Inspired by this question over at Mathematics.
The Problem
Let n be a natural number ≥ 2. Take the biggest divisor of n – which is different from n itself – and subtract it from n. Repeat until you get 1.
The Question
How many steps does it take to reach 1 for a given number n ≥ 2.
Detailed Example
Let n = 30.
The greatest divisor of:
1. 30 is 15 --> 30 - 15 = 15
2. 15 is 5 --> 15 - 5 = 10
3. 10 is 5 --> 10 - 5 = 5
4. 5 is 1 --> 5 - 1 = 4
5. 4 is 2 --> 4 - 2 = 2
6. 2 is 1 --> 2 - 1 = 1
It takes 6 steps to reach 1.
Input
- Input is an integer
n, where n ≥ 2.
- Your program should support input up to the language's maximum integer value.
Output
- Simply output the number of steps, like
6.
- Leading/trailing whitespaces or newlines are fine.
Examples
f(5) --> 3
f(30) --> 6
f(31) --> 7
f(32) --> 5
f(100) --> 8
f(200) --> 9
f(2016^155) --> 2015
Requirements
- You can get input from
STDIN, command line arguments, as function parameters or from the closest equivalent.
- You can write a program or a function.
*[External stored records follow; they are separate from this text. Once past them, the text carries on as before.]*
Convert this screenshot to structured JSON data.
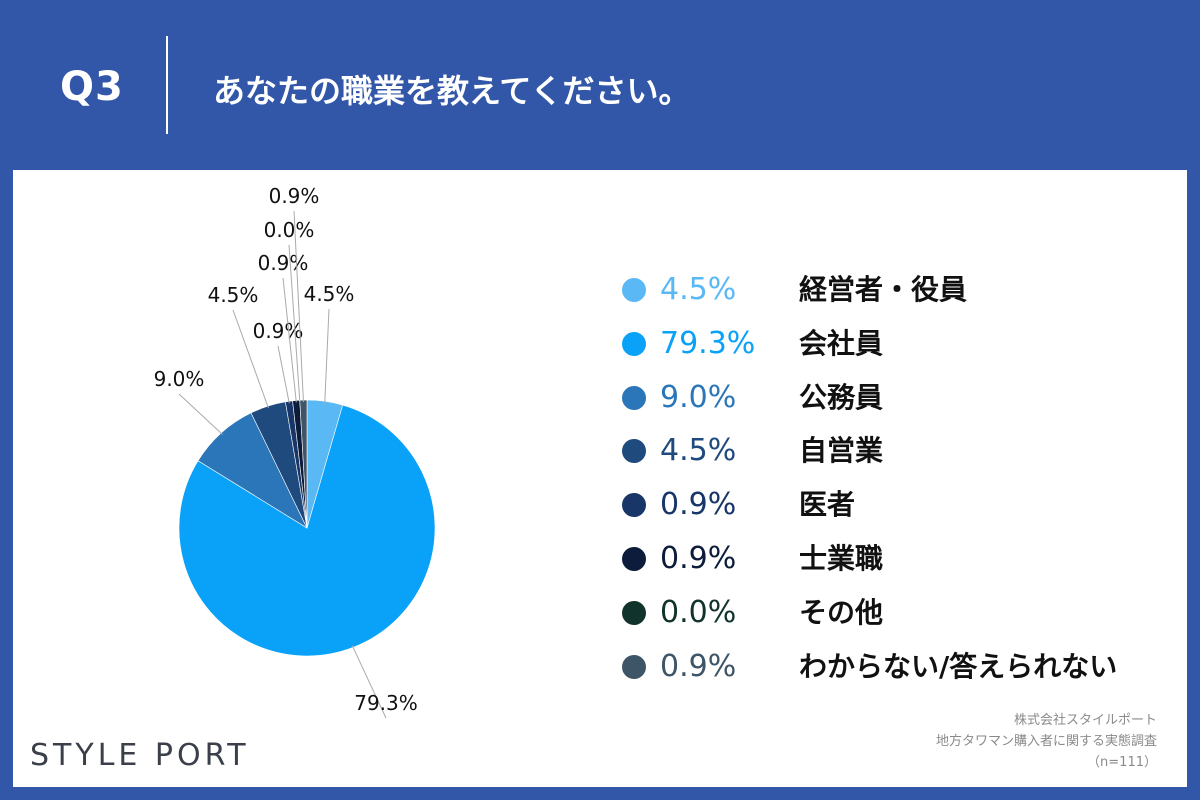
{
  "header": {
    "q_number": "Q3",
    "question": "あなたの職業を教えてください。"
  },
  "chart_data": {
    "type": "pie",
    "categories": [
      "経営者・役員",
      "会社員",
      "公務員",
      "自営業",
      "医者",
      "士業職",
      "その他",
      "わからない/答えられない"
    ],
    "values": [
      4.5,
      79.3,
      9.0,
      4.5,
      0.9,
      0.9,
      0.0,
      0.9
    ],
    "value_labels": [
      "4.5%",
      "79.3%",
      "9.0%",
      "4.5%",
      "0.9%",
      "0.9%",
      "0.0%",
      "0.9%"
    ],
    "colors": [
      "#5ab8f5",
      "#0aa2f8",
      "#2a76b8",
      "#1e4a7e",
      "#183668",
      "#0c1c3a",
      "#10332b",
      "#3e5568"
    ],
    "legend_text_colors": [
      "#5ab8f5",
      "#0aa2f8",
      "#2a76b8",
      "#1e4a7e",
      "#183668",
      "#0c1c3a",
      "#10332b",
      "#3e5568"
    ],
    "start": "12 o'clock",
    "direction": "clockwise",
    "legend_position": "right"
  },
  "logo": "STYLE PORT",
  "source": {
    "line1": "株式会社スタイルポート",
    "line2": "地方タワマン購入者に関する実態調査",
    "line3": "（n=111）"
  }
}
If it is an anonymous function, please include an example of how to invoke it.
- This is code-golf so shortest answer in bytes wins.
- Standard loopholes are disallowed.
This series can be found on OEIS as well: A064097
A quasi-logarithm defined inductively by a(1) = 0 and a(p) = 1 + a(p-1) if p is prime and a(n*m) = a(n) + a(m) if m,n > 1.